The group stated that the ability of the US and many other Western nations to fight crime and provide adequate security for their citizens underscored the importance of deploying crime-fighting technology.

The group reminded the Nigerian government that advanced technological equipment exists with which to proactively fight crime, instead of waiting for crimes to happen before responding. Edo United remarked that there were a wide range of technological innovations that can be applied to crime investigation, prevention and control, adding that fingerprint evidence was becoming a more powerful as it can now be crosschecked electronically with the database.

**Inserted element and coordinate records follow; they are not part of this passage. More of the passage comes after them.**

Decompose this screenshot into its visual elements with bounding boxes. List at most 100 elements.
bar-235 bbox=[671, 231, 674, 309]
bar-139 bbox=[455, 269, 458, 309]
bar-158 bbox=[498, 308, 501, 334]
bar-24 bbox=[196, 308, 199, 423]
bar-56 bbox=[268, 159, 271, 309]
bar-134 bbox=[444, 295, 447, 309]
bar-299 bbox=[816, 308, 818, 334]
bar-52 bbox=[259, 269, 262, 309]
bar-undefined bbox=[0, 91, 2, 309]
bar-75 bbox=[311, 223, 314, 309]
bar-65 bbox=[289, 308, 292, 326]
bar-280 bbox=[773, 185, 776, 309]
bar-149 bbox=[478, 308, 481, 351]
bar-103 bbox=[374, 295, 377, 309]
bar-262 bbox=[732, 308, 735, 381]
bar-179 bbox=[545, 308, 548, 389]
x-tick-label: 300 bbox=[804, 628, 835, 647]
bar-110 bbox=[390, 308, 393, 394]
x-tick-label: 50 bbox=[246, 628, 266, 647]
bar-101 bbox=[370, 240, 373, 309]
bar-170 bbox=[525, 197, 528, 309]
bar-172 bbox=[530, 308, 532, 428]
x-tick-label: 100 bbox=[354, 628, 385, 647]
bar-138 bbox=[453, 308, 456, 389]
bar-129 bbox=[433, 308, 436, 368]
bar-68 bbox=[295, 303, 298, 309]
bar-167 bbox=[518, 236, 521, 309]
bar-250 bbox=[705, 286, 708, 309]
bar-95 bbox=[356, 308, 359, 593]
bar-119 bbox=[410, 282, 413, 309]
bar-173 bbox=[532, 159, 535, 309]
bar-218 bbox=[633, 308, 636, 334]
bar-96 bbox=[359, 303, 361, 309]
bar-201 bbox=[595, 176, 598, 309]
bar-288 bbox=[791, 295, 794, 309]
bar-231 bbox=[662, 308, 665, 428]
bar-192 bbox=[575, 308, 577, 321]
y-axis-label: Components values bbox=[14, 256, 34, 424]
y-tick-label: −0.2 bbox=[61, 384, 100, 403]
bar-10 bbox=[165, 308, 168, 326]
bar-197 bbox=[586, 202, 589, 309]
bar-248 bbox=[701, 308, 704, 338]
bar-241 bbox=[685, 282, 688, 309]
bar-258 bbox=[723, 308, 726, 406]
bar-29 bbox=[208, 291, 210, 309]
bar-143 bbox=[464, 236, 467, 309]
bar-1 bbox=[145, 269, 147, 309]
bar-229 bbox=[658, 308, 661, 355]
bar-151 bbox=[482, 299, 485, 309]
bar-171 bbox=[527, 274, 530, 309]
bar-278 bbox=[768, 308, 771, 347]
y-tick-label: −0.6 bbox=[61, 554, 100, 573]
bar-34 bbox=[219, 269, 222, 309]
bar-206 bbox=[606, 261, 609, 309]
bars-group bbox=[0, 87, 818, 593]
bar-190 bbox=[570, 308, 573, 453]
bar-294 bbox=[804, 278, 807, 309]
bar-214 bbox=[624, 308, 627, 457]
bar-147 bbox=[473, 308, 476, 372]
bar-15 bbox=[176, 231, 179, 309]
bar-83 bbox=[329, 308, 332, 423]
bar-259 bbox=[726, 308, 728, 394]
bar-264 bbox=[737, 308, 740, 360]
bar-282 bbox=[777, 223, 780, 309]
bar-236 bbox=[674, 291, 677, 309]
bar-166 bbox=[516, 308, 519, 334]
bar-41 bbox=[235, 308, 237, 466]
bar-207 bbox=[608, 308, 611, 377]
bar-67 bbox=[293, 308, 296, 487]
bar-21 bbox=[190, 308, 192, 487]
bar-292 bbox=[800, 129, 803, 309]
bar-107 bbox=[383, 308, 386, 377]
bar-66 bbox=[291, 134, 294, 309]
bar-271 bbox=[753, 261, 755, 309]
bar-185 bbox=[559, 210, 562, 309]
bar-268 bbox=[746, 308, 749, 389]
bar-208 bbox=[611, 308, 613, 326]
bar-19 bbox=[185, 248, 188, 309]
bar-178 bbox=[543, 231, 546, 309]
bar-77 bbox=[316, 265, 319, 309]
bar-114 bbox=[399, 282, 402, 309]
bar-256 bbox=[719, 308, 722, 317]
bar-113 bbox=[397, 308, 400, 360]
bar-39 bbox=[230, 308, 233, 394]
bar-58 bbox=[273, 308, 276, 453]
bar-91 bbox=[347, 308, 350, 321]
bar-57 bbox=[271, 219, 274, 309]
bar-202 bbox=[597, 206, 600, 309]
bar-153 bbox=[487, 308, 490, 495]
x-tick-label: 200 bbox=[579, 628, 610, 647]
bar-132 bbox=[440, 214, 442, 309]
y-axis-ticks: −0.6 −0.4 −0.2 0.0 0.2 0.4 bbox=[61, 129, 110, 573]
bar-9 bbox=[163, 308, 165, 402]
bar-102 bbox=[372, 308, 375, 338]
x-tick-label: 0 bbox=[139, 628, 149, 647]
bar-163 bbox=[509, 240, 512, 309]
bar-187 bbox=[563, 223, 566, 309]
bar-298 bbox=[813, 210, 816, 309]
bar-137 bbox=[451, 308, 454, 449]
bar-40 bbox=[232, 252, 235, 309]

The organization drew the Nigerian government’s attention to the new Automated Fingerprint Identification System (AFIS) that is able to identify criminals even years after they committed their crimes by searching through thousands of fingerprints on database to match a perpetuator’s latent print taken from a crime scene within two hours of the commission of a crime.

Edo United remarked that the war on terror and other crimes demands political will on the part of the government to confront the enemies both from within and without, adding that such a resolve was lacking at the moment. It stated that the absence of political will was responsible for the Nigerian government’s failure to assemble a potent strike force “to rout out a rag-tag insurgency, and kidnappers who are making life unbearable for Nigerian citizens and visitors.”

It wondered why, despite Nigeria’s enormous security problems, the country had not engaged or embraced the use of modern IT-based security digital video surveillance to fight criminal activities, including terrorism and kidnapping.